I want to determine the mobility of organic semiconducting materials. The materials are fluorescent and used as active materials for organic electroluminescent devices. What is the best method and the easiest way?
As was already mentioned by Wilhelm Graupner, there are many methods (yeah, it is nice review paper). Actually, each of them will give you little different result because of sample geometry (and different semiconductor crystallinity) or imperfect approximations. That's a reason why some mobilities are called Hall mobility, OFET mobility, or time-of-flight mobility.
What is the best way? Perhaps direct observation of the charge propagation across the channel of organic field-effect transistor (OFET).
However, this method is quite complicated, slow, and extremely expensive.
In your case, you need to know approximate value only and looking for simplest way.
Of course, the simple answer is that it depends on your lab infrastructure and knowledge based. The simplest way is to use what is there and you have good experience. Thus you can look into the paper suggested by Wilhelm Graupner and decide.
If you have technology for OFET fabrication and measurement, than Mir Waqas Alam is right. That's the simplest way. The advantage is that you use well accepted method, since many people are working in the field of OFETs characterizations. The disadvantage? Organic materials usually have different crystallinity (and properties) if you evaporate them on insulating and on conductive surfaces. In addition, the effective mobility includes effect of the contact resistance. This means that electrodes you will use for OFET (e.g. gold) will have different injection energy barrier in comparison with electrode used for OLED (e.g. ITO). Thus, the OFET mobility can be quite different from the mobility in OLED structure. Of course, you can spend some time with study of the contact resistance effect, but you are looking for simple way.
Hence, if you want to fabricate semiconductor film sandwiched between two electrodes, such as OLED structure, than I recommend to measure current-voltage characteristics of your semiconductor in the sandwich structure and use the space-charge limited current (SCLC) condition, i.e. Mott–Gurney law. From the region where current is proportional to the square of the voltage you can estimate the mobility from the slope. Advantage is that you are measuring the sandwiched structure similar to OLED you will fabricate. The disadvantage is that if your organic layer contains too many defects (i.e. charge traps) you may observe more complex current-voltage dependence. It means that it will be not only linearly proportional to voltage (Ohmic region) or proportional to the square of the voltage (SCLC region), but between these two can be region of higher power, so-called trap-free limit (som e voltage when you will fill all traps and over this voltage you reach SCLC region).
@Martin. Thanks for the detailed answer. I have access to OLED fabrication and characterizations. I will try with Mott–Gurney law. However I have come across literature where people are using transient electroluminescence for mobility measurement. How far this method stands. Please suggest.
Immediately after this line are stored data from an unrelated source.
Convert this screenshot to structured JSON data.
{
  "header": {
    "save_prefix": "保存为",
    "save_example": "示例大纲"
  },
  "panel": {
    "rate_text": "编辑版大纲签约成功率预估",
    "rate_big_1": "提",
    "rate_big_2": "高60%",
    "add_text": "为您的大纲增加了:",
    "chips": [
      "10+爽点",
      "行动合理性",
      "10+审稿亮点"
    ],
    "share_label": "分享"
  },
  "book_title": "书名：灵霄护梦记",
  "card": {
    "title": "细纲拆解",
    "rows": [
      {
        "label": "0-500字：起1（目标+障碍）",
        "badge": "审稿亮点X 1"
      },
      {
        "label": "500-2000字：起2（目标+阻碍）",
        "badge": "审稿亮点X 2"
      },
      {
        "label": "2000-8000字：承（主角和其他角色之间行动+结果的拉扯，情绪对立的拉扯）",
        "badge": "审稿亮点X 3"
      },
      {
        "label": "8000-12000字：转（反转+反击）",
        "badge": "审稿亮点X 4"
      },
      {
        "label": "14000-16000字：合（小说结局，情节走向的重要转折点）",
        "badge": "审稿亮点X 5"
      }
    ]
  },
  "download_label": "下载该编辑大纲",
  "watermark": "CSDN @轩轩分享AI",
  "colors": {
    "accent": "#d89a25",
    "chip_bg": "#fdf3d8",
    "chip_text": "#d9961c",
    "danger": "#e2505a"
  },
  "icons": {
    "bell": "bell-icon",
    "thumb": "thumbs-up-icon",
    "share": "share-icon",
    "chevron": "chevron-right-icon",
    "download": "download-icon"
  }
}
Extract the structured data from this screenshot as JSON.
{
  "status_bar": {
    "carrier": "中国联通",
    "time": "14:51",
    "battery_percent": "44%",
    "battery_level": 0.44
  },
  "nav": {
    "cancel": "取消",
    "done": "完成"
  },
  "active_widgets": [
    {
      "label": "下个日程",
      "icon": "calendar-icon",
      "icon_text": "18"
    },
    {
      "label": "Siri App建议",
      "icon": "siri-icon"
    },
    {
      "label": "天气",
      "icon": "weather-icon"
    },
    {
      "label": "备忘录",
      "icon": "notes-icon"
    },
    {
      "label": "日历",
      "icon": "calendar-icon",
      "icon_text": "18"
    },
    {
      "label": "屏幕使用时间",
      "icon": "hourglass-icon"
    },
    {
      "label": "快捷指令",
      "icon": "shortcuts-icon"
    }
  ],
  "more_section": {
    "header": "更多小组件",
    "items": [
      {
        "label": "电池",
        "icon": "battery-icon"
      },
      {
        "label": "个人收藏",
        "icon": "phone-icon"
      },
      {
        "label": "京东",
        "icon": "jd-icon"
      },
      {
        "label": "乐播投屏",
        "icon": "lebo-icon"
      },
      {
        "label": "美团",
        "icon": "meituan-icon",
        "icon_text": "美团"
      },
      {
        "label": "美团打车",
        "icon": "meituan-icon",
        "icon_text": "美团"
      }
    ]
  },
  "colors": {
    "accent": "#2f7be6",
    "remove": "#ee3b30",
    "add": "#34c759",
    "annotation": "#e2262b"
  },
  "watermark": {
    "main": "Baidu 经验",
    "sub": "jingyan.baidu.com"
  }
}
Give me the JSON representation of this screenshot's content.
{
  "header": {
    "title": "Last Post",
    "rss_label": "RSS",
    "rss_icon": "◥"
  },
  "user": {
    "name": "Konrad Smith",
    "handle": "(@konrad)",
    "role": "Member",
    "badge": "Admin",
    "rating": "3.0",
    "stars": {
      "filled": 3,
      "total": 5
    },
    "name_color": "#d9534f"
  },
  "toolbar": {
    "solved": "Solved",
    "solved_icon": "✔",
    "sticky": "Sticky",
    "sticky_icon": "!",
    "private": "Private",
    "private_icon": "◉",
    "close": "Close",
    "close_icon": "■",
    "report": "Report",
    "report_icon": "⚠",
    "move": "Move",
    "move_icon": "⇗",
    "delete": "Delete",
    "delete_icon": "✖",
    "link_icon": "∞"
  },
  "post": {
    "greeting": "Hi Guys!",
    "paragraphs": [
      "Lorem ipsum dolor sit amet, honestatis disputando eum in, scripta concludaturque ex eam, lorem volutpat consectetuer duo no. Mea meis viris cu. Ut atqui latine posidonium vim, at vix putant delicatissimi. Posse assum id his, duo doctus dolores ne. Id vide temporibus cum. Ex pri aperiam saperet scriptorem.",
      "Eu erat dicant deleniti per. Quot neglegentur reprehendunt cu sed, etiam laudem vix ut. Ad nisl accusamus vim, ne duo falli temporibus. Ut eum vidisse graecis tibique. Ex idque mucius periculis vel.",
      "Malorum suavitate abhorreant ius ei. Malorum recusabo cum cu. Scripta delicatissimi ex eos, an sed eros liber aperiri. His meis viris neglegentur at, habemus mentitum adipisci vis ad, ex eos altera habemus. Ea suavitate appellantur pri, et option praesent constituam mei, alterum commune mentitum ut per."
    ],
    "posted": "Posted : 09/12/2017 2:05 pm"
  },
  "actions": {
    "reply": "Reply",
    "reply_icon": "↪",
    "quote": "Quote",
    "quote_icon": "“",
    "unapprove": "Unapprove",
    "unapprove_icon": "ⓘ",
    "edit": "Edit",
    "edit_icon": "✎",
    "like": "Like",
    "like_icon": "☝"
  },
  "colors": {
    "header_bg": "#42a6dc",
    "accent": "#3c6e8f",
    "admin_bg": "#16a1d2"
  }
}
I have tried capacitance measurement for mobility measurements. Due to some technical reasons I couldnt get the proper data.
Transient EL is useful method, but you need to be little careful. Yes, this method has been suggested for mobility measurement in the past already.
http://link.aip.org/link/doi/10.1063/1.1330766
However, there were various results for the same material used in different OLED structures (i.e. multilayers). Reason is quite simple. The EL is generated after charging of the organic-organic interface and subsequent charge recombination.
http://dx.doi.org/10.1063/1.3277155
It means that you have there contribution from all charge transport layers (electrons as well as holes) and generally it is not possible to say which contribution will be more significant. If the charging of the interface is limited by your investigated material than it is precise enough. If any other layer has comparable or longer transit time the result is not so easy to discuss.
For mobility measurements using IV characterizations, is it enough if we sandwich the organic layer between two electrodes? Any reviews available regarding this technique in particular.
I always found it intriguing how a simple property as charge carrier mobility can be so hard to measure - luckily there are great people out there who really share their know how. I recommend the top links of the google search below, as they really mention many of the traps you can fall into.
The basic experiments are rather simple - the art is drawing the right conclusions. And then produce a material a or device that actually reflects the measured and then predicted property :-)
Hi there, I read the other answers but you can also use Admittance Spectroscopy to calculate mobilities by fabricating a simple diode (metal/semi-conductor/metal). You can find similar few different methods.
(Time-resolved) Terahertz spectroscopy has been used, with varying levels of success depending on the material system, to make non-contact measurements of the complex AC conductivity (i.e. admittance). The difficulty is usually in interpretation. Metals and Bulk Semiconductors usually obey Drude theory, so the results are easy to model in order to determine a mobility. Many organics are non-Drude like and the interpretation of their complex conductivity in this region is an active area of research. However, single crystalline organic semiconductors (pentacene, rubrene, etc) have shown Drude-like responses similar to metals (see e.g. Ostroverkhova et al PRB v71 p035204 2005); for these materials it may be more straightforward to determine the mobility by this method. The time-resolved part is not necessary so long as the materials is either doped or photoexcited in order for it to become conductive.
When we consider the slop of I vs V^2 we get a value which is a product of mobility and permittivity according to childs law. How to extract the mobility value alone?